What an amazing post. I am so glad I stumbled upon your blog. I would love to try many of those dishes (except the ortolans - they even used to remove the birds eyes when they caught them, before the force feeding and drowning etc).

We have some Linden Limes on our estate. I shall have to try making some tea with their flowers.

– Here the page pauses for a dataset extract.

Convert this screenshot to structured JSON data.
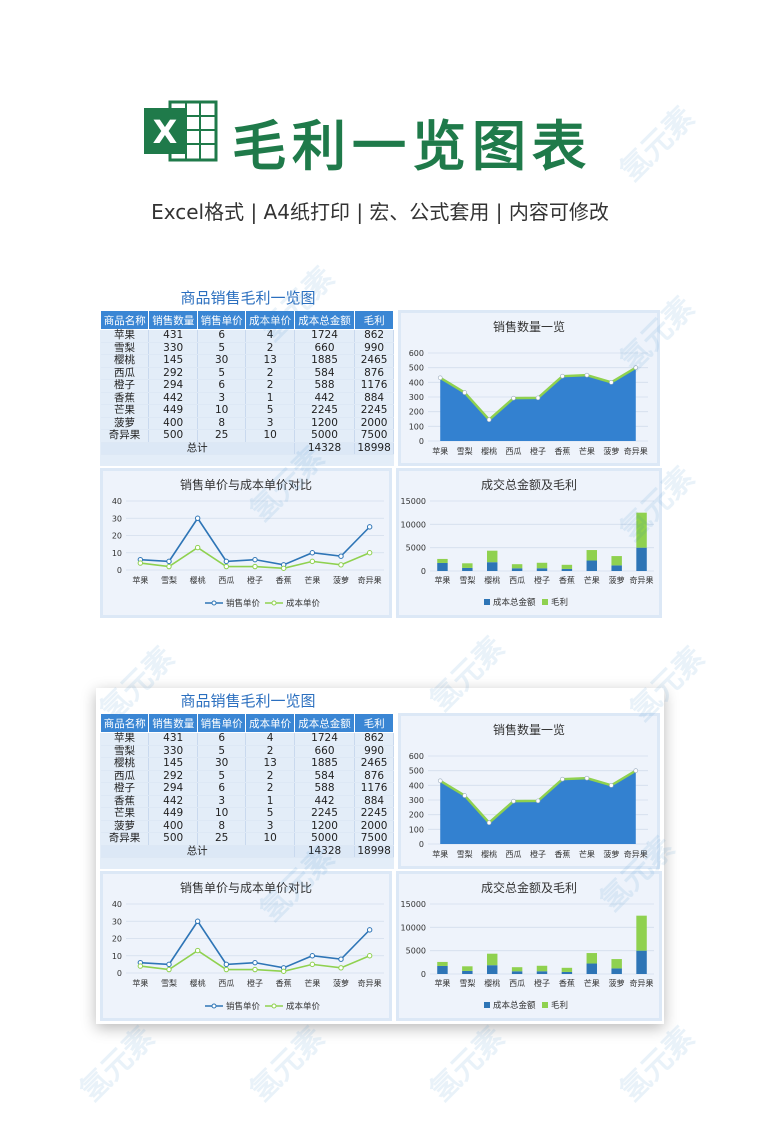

Thank you again for your blog, which I shall follow with interest.

Tasty Trix said...

Yes indeed - that is one reason I love to read your blog so much. You make what you like and follow your own heart and mind. Wouldn't the world be more interesting if everyone did that!! This post reminds me HOW MUCH I don't know about food, and how many dishes and preparations there are from the past, from different cultures, from the present ... to try, to eat, to make and to learn about. And that, to me, is one of the things that makes life so interesting. Fascinating and inspiring post - as always.

Claudia said...

I always save you blog for when I have some time - to truly dwell and think and savor. Craig Claiborne was such an influence - on my younger life and in my mother's cooking. She slowly transformed from mostly Italian into quite a credible cook (still better than me!). I have been reading dishes from Renaissance Italy via Lynne Rossetto Kasper and have yet to dive in - but I know the time is coming. I have noted the lovelies you posted here - the hens welcome and the dessert is a graceful smile. I am coming to NYC in a few weeks - armed with places I must try and shall be scouting you blog for even more hints. This posting - a five star meal.

Jay said...

Tonight’s “Victoria” on PBS depicts a visit to France by Queen Victoria and Prince Albert. While entertained at a state dinner (gorgeous table) by King Louis-Philippe, who serves them ortolans, and shows Victoria how to eat them masked by a napkin, “to hide your pleasure from God!”